"Момент истины", или Когда ситуация пихает в спину
Социологические опросы на Западе о динамике отношения к украинским беженцам и беженкам демонстрируют, что бремя московитских способов поведения и быта часть наших земляков и землячек потянули за собой, поэтому пора и им, и нам европеизироваться, ведь момент истины настал.
Недавно одна из влиятельных польских газет, "Rzeczpospolita", опубликовала результаты социологического опроса об отношении поляков к Украине, помощи ей и пребывании в стране украинских беженцев, которые спровоцировали оживленное обсуждение и некоторых даже скандализировали.
Поскольку, по данным этой группы варшавских исследователей, в течение апреля 2022 – января 2023 года, несмотря на сохранение хорошего отношения к Украине в целом и поддержки военной помощи Украине, к самим украинским беженцам отношение ощутимо ухудшилось. Большинство приведенных причин не удивляют – "рядовыми" поляками движет страх потери рабочих мест, перспектива "делиться" государственными ресурсами и тому подобное. Такие страхи всегда сопровождают любую достаточно значительную миграцию. Обсуждение вызвали другие причины – претенциозность (на языке оригинала – roszczeniowość), бытовые "понты", то есть специфические поведенческие паттерны, известные в Украине под названием "жлобство", включающие, в частности, бесцеремонность и склонность демонстрировать всем вокруг состоятельность и привилегированность. Добавилась и русскоязычность. Последняя, как несложно увидеть из публикации, вообще работает триггером.
Поляков и других европейцев шокируют претенциозность, бытовые "понты", "жлобство", бесцеремонность и склонность демонстрировать всем вокруг состоятельность и привилегированность определенной части украинских беженок и беженок. Триггером неприязни работает в данном случае их русскоязычность.
Таким образом, ожидаемое, хоть и малоприятное социальное последствие войны дает основания для размышлений. И в который раз побуждает грустно улыбнуться тому, какие же длинные руки имеет история.
К чему здесь история? Да к тому, что основная масса беженцев у нас – из района боевых действий и прилегающих к ним. А это, опять-таки, если возьмем упрощенно, потому что зона боевых действий сейчас имеет уже другую географию, чем прошлогодней весной, это территория Слобожанщины, Донетчины, Луганщины и более восточные части исторического Левобережья. Чем примечательны эти места?

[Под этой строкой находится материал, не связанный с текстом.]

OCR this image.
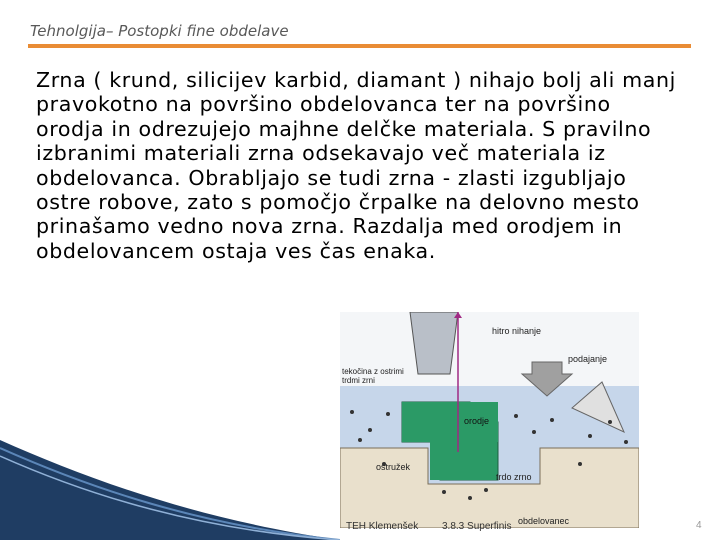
Tehnolgija– Postopki fine obdelave
Zrna ( krund, silicijev karbid, diamant ) nihajo bolj ali manj pravokotno na površino obdelovanca ter na površino orodja in odrezujejo majhne delčke materiala. S pravilno izbranimi materiali zrna odsekavajo več materiala iz obdelovanca. Obrabljajo se tudi zrna - zlasti izgubljajo ostre robove, zato s pomočjo črpalke na delovno mesto prinašamo vedno nova zrna. Razdalja med orodjem in obdelovancem ostaja ves čas enaka.
hitro nihanje
podajanje
tekočina z ostrimi
trdmi zrni
orodje
ostružek
trdo zrno
obdelovanec
TEH Klemenšek 3.8.3 Superfinis	4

Прежде всего, сравнительно поздним освоением – особенно это касается так называемого "Донбасса". При этом они заселялись специфическим элементом – несколько раз в прошлом эти края стали местом, куда отправлялись как минимум авантюристы как максимум – лица, имевшие проблемы с законом. Конечно, они были совсем неединственным и не доминирующим численно социальным типажом, однако имеющегося количества вполне хватало, чтобы делать жизнь на этих рубежах, скажем так, не вполне спокойной. А иногда и вообще сносить ростки упорядоченной жизни – пример той же Вишневеччины летом 1648 года в студию. Позже жители этих регионов с не меньшим успехом портили кровь гетманам – "война берегов" это не только о властных амбициях претендентов на булаву и спорах вокруг внешнеполитических ориентаций, это и о разнице между вчерашней "серомой" и "старинными казаками" и "людом почтивым".

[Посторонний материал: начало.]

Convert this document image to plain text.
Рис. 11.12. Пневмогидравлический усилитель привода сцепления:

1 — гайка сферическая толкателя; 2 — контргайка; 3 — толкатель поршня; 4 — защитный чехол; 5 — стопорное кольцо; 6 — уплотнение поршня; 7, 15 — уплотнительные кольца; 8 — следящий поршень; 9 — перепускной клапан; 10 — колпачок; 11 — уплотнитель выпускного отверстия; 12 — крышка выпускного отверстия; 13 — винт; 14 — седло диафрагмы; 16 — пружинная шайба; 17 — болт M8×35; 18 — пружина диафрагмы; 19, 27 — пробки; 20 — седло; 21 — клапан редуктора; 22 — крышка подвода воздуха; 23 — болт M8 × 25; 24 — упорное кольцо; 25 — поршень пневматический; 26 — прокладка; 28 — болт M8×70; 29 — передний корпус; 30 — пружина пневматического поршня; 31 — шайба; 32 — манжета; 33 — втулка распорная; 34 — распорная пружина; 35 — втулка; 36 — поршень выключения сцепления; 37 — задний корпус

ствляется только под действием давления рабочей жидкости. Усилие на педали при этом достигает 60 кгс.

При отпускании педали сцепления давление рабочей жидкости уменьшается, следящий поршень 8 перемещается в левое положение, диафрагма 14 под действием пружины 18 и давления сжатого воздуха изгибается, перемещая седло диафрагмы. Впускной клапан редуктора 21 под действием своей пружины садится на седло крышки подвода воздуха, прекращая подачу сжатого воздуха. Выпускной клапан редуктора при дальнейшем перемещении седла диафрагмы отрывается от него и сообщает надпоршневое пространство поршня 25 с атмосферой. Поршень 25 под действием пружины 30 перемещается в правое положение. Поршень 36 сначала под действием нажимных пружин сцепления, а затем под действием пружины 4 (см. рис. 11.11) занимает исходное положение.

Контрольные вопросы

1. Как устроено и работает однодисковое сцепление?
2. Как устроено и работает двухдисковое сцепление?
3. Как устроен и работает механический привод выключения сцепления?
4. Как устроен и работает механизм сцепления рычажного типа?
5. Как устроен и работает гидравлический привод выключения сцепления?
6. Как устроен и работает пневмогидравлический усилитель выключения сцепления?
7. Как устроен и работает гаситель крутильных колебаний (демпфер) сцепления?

Значительная часть беженцев из Украины происходит из районов, исторически "неблагополучных", заселенных людьми, которые веками подрывали попытки украинских деятелей освоить и цивилизовать эти территории.
Кроме того, в этом случае всегда было относительно сильное влияние Московии/России – просто благодаря географической близости. Закономерно, что все российские агрессии обрушивались в первую очередь именно на них и именно здесь дольше и основательнее всего гулял русификационный каток. С XIX века эти регионы начали превращаться в индустриальное сердце Украины, а империя позаботилась, чтобы индустриализация преимущественно оставалась в руках кого угодно, но не украинцев. История харьковчанина Алексея Алчевского – яркий пример этого.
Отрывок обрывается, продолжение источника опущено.